Krawalle in Problemvierteln Mitteldeutsche "Problemviertel" nicht mit Frankreich vergleichbar

04. Juli 2023, 05:00 Uhr

Brennende Autos, geplünderte Geschäfte, Attacken auf das Wohnhaus eines Bürgermeisters – diese Bilder erreichen uns seit Tagen aus Frankreich. Vor allem das Leben in den Banlieues, den Vororten der großen französischen Städte, wird dafür immer wieder als Ursache genannt. Sie sind geprägt von hoher Arbeitslosigkeit und Kriminalität. Gibt es solche Problemviertel auch bei uns in Mitteldeutschland und wie geht man damit um?

Sarah Bötscher moderiert den YouTube-Nachrichtenrückblick recap. Sie steht vor einem grünen Hintergrund und lächelt in die Kamera.
Bildrechte: Mitteldeutscher Rundfunk/ Toni Gräfe

Fast jede Doku über das Leben in einer Plattenbausiedlung beginnt ähnlich: dramatische Musik, Geschichten von Arbeitslosigkeit und Armut vor grauem Beton. Ein Stigma, das die Bewohnerinnen und Bewohner nur schwer loswürden, sagt Johanna Ludwig. Sie ist Quartiermanagerin in Halle-Neustadt, ein Viertel, das als typisches "Problemviertel" gilt. "Das sind Menschen, die einfach nicht so viel Einkommen haben, die sich nicht so viel leisten können. Und da wir nun mal in einer Leistungsgesellschaft leben, wird darauf eher negativ geguckt. Und ich habe die Erfahrung gemacht, dass es erstmal sehr nette Menschen sind, die zum großen Teil sehr sozial miteinander umgehen in ihren Nachbarschaften."
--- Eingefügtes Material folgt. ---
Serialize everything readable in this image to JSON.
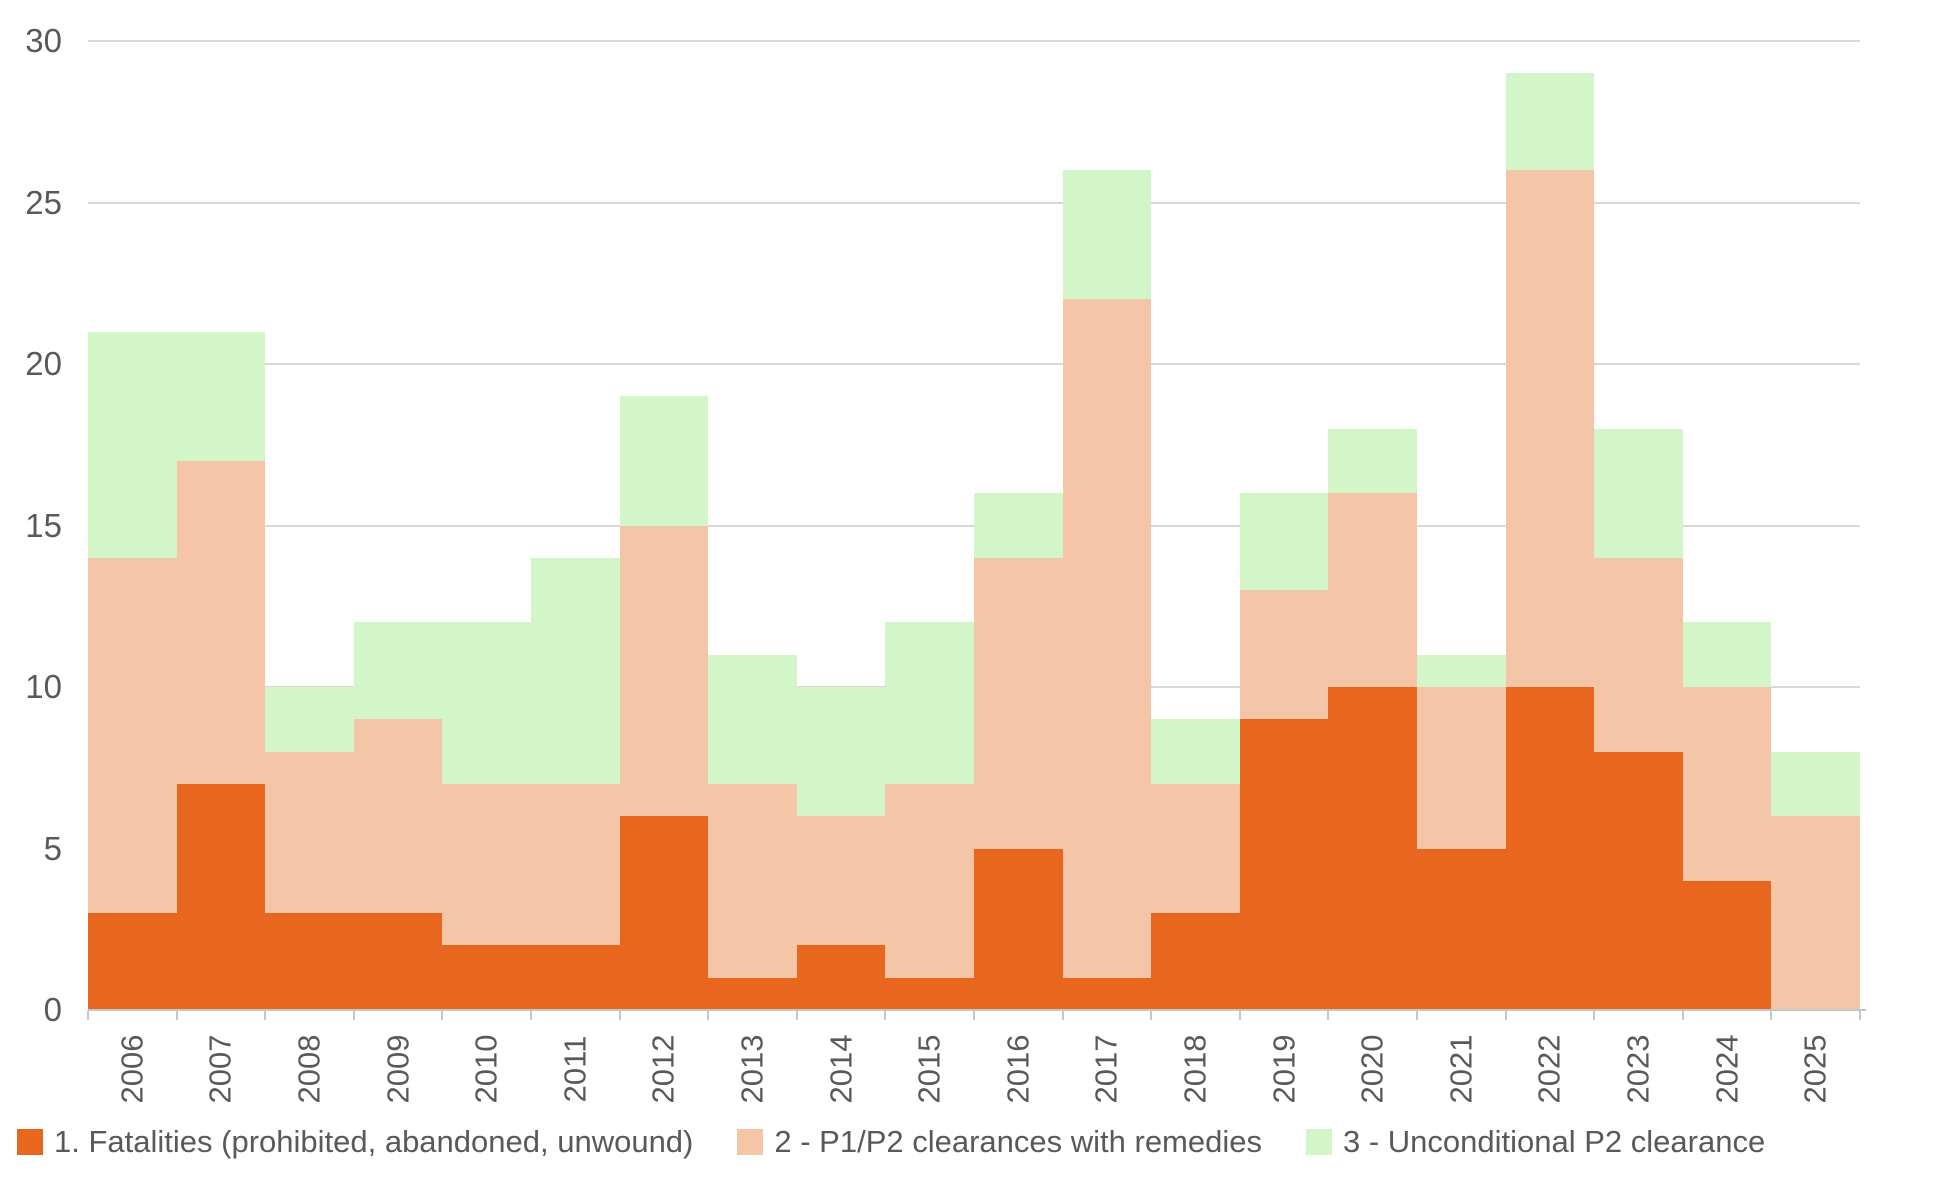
{
  "chart_data": {
    "type": "bar",
    "stacked": true,
    "bar_gap": 0,
    "title": "",
    "xlabel": "",
    "ylabel": "",
    "ylim": [
      0,
      30
    ],
    "y_ticks": [
      0,
      5,
      10,
      15,
      20,
      25,
      30
    ],
    "grid": "horizontal",
    "legend_position": "bottom",
    "categories": [
      "2006",
      "2007",
      "2008",
      "2009",
      "2010",
      "2011",
      "2012",
      "2013",
      "2014",
      "2015",
      "2016",
      "2017",
      "2018",
      "2019",
      "2020",
      "2021",
      "2022",
      "2023",
      "2024",
      "2025"
    ],
    "series": [
      {
        "name": "1. Fatalities (prohibited, abandoned, unwound)",
        "color": "#E9661E",
        "values": [
          3,
          7,
          3,
          3,
          2,
          2,
          6,
          1,
          2,
          1,
          5,
          1,
          3,
          9,
          10,
          5,
          10,
          8,
          4,
          0
        ]
      },
      {
        "name": "2 - P1/P2 clearances with remedies",
        "color": "#F4C5A7",
        "values": [
          11,
          10,
          5,
          6,
          5,
          5,
          9,
          6,
          4,
          6,
          9,
          21,
          4,
          4,
          6,
          5,
          16,
          6,
          6,
          6
        ]
      },
      {
        "name": "3 - Unconditional P2 clearance",
        "color": "#D3F6C9",
        "values": [
          7,
          4,
          2,
          3,
          5,
          7,
          4,
          4,
          4,
          5,
          2,
          4,
          2,
          3,
          2,
          1,
          3,
          4,
          2,
          2
        ]
      }
    ],
    "stacked_totals": [
      21,
      21,
      10,
      12,
      12,
      14,
      19,
      11,
      10,
      12,
      16,
      26,
      9,
      16,
      18,
      11,
      29,
      18,
      12,
      8
    ]
  },
  "colors": {
    "background": "#FFFFFF",
    "gridline": "#D9D9D9",
    "axis": "#C6C6C6",
    "axis_text": "#595959",
    "legend_text": "#595959"
  }
}
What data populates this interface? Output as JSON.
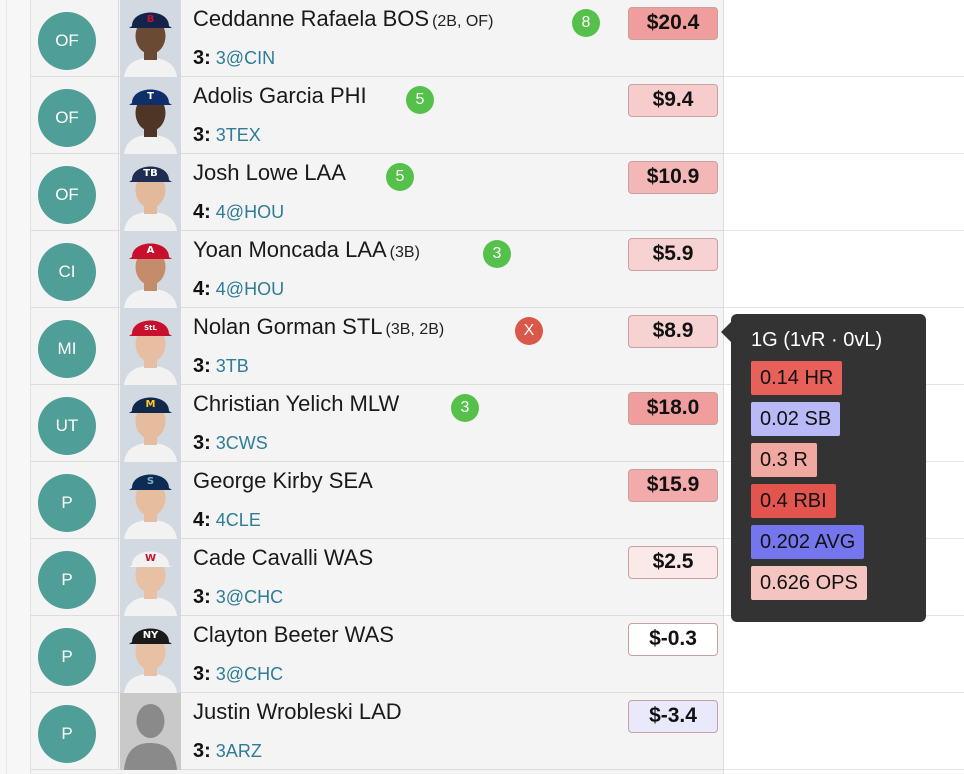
{
  "players": [
    {
      "pos": "OF",
      "name": "Ceddanne Rafaela BOS",
      "elig": "(2B, OF)",
      "rank": "8",
      "rank_color": "#55c04a",
      "games": "3:",
      "opp": "3@CIN",
      "value": "$20.4",
      "value_bg": "#ef9d9d",
      "team_color": "#12244a",
      "cap_letter": "B",
      "cap_letter_color": "#c8102e",
      "skin": "#6b4a33"
    },
    {
      "pos": "OF",
      "name": "Adolis Garcia PHI",
      "elig": "",
      "rank": "5",
      "rank_color": "#55c04a",
      "games": "3:",
      "opp": "3TEX",
      "value": "$9.4",
      "value_bg": "#f7cccc",
      "team_color": "#0f2f6a",
      "cap_letter": "T",
      "cap_letter_color": "#ffffff",
      "skin": "#4e3526"
    },
    {
      "pos": "OF",
      "name": "Josh Lowe LAA",
      "elig": "",
      "rank": "5",
      "rank_color": "#55c04a",
      "games": "4:",
      "opp": "4@HOU",
      "value": "$10.9",
      "value_bg": "#f4b7b7",
      "team_color": "#1f2d52",
      "cap_letter": "TB",
      "cap_letter_color": "#ffffff",
      "skin": "#e2b99a"
    },
    {
      "pos": "CI",
      "name": "Yoan Moncada LAA",
      "elig": "(3B)",
      "rank": "3",
      "rank_color": "#55c04a",
      "games": "4:",
      "opp": "4@HOU",
      "value": "$5.9",
      "value_bg": "#f7d2d2",
      "team_color": "#c8102e",
      "cap_letter": "A",
      "cap_letter_color": "#ffffff",
      "skin": "#c58c6c"
    },
    {
      "pos": "MI",
      "name": "Nolan Gorman STL",
      "elig": "(3B, 2B)",
      "rank": "X",
      "rank_color": "#d9584a",
      "games": "3:",
      "opp": "3TB",
      "value": "$8.9",
      "value_bg": "#f7d2d2",
      "team_color": "#c8102e",
      "cap_letter": "StL",
      "cap_letter_color": "#ffffff",
      "skin": "#e7bea2"
    },
    {
      "pos": "UT",
      "name": "Christian Yelich MLW",
      "elig": "",
      "rank": "3",
      "rank_color": "#55c04a",
      "games": "3:",
      "opp": "3CWS",
      "value": "$18.0",
      "value_bg": "#ef9d9d",
      "team_color": "#12284b",
      "cap_letter": "M",
      "cap_letter_color": "#ffc52f",
      "skin": "#e5bc9d"
    },
    {
      "pos": "P",
      "name": "George Kirby SEA",
      "elig": "",
      "rank": "",
      "rank_color": "",
      "games": "4:",
      "opp": "4CLE",
      "value": "$15.9",
      "value_bg": "#f2aaaa",
      "team_color": "#0c2c56",
      "cap_letter": "S",
      "cap_letter_color": "#7fb3b8",
      "skin": "#e6bd9f"
    },
    {
      "pos": "P",
      "name": "Cade Cavalli WAS",
      "elig": "",
      "rank": "",
      "rank_color": "",
      "games": "3:",
      "opp": "3@CHC",
      "value": "$2.5",
      "value_bg": "#fbe8e8",
      "team_color": "#f2f2f2",
      "cap_letter": "W",
      "cap_letter_color": "#c8102e",
      "skin": "#e8c0a3"
    },
    {
      "pos": "P",
      "name": "Clayton Beeter WAS",
      "elig": "",
      "rank": "",
      "rank_color": "",
      "games": "3:",
      "opp": "3@CHC",
      "value": "$-0.3",
      "value_bg": "#ffffff",
      "team_color": "#1a1a1a",
      "cap_letter": "NY",
      "cap_letter_color": "#ffffff",
      "skin": "#e8c0a3"
    },
    {
      "pos": "P",
      "name": "Justin Wrobleski LAD",
      "elig": "",
      "rank": "",
      "rank_color": "",
      "games": "3:",
      "opp": "3ARZ",
      "value": "$-3.4",
      "value_bg": "#e9e9fb",
      "team_color": "",
      "cap_letter": "",
      "cap_letter_color": "",
      "skin": ""
    }
  ],
  "tooltip": {
    "title": "1G (1vR · 0vL)",
    "stats": [
      {
        "label": "0.14 HR",
        "bg": "#e8605a"
      },
      {
        "label": "0.02 SB",
        "bg": "#b9b9f7"
      },
      {
        "label": "0.3 R",
        "bg": "#f0a8a0"
      },
      {
        "label": "0.4 RBI",
        "bg": "#e3544e"
      },
      {
        "label": "0.202 AVG",
        "bg": "#7575ee"
      },
      {
        "label": "0.626 OPS",
        "bg": "#f5c4c0"
      }
    ]
  }
}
Ludwig versucht seit Jahren, das negative Image von Halle-Neustadt zu ändern. Es gibt Kiezfeste, Lesepatenschaften, Sozialarbeiter, die immer wieder mit Bewohnern ins Gespräch kommen. Trotzdem könne man auch die Schwierigkeiten nicht verleugnen. "Natürlich, wenn Menschen frustriert sind, kann das schonmal auch eher grob werden. Aber die Frage ist immer, wie kann man bestimmte Dinge lösen, was geht und was geht nicht und wo sind einfach klare Grenzen zu setzen. Also bestimmte Formen der Gewalt müssen dann rechtsstaatlich geklärt werden, das ist klar. Aber wenn ich mit Leuten ins Gespräch komme und die auch immer sagen, hier ist so viel Kriminalität, dann frage ich immer: Naja, ist Ihnen schonmal selber was passiert? Kennen Sie jemanden, dem was passiert ist? Und in der Regel kommt ein Nein."

Vergleich mit Frankreich schwierig

Einen Vergleich mit Frankreich findet Johanna Ludwig grundsätzlich schwierig – vor allem so heftige Ausschreitungen gebe es hier nicht. Ähnlich sieht das Bernward Küper, Landesgeschäftsführer des Städte- und Gemeindebunds Sachsen-Anhalts. "Die Lage in Frankreich ist grundsätzlich schon noch eine andere. Dort haben wir es mit einem Zentralstaat zu tun, in dem ein sehr hoher Migrationsdruck herrscht. Dort ist die Integrationsarbeit auch nicht so gelaufen, wie man sich das hätte vorstellen können. Auch da sollte man nicht Steinen schmeißen, die Integration in Deutschland ist deutlich verbesserungswürdig. Allerdings hat man da in Frankreich auch noch sehr viele Hausaufgaben zu tun."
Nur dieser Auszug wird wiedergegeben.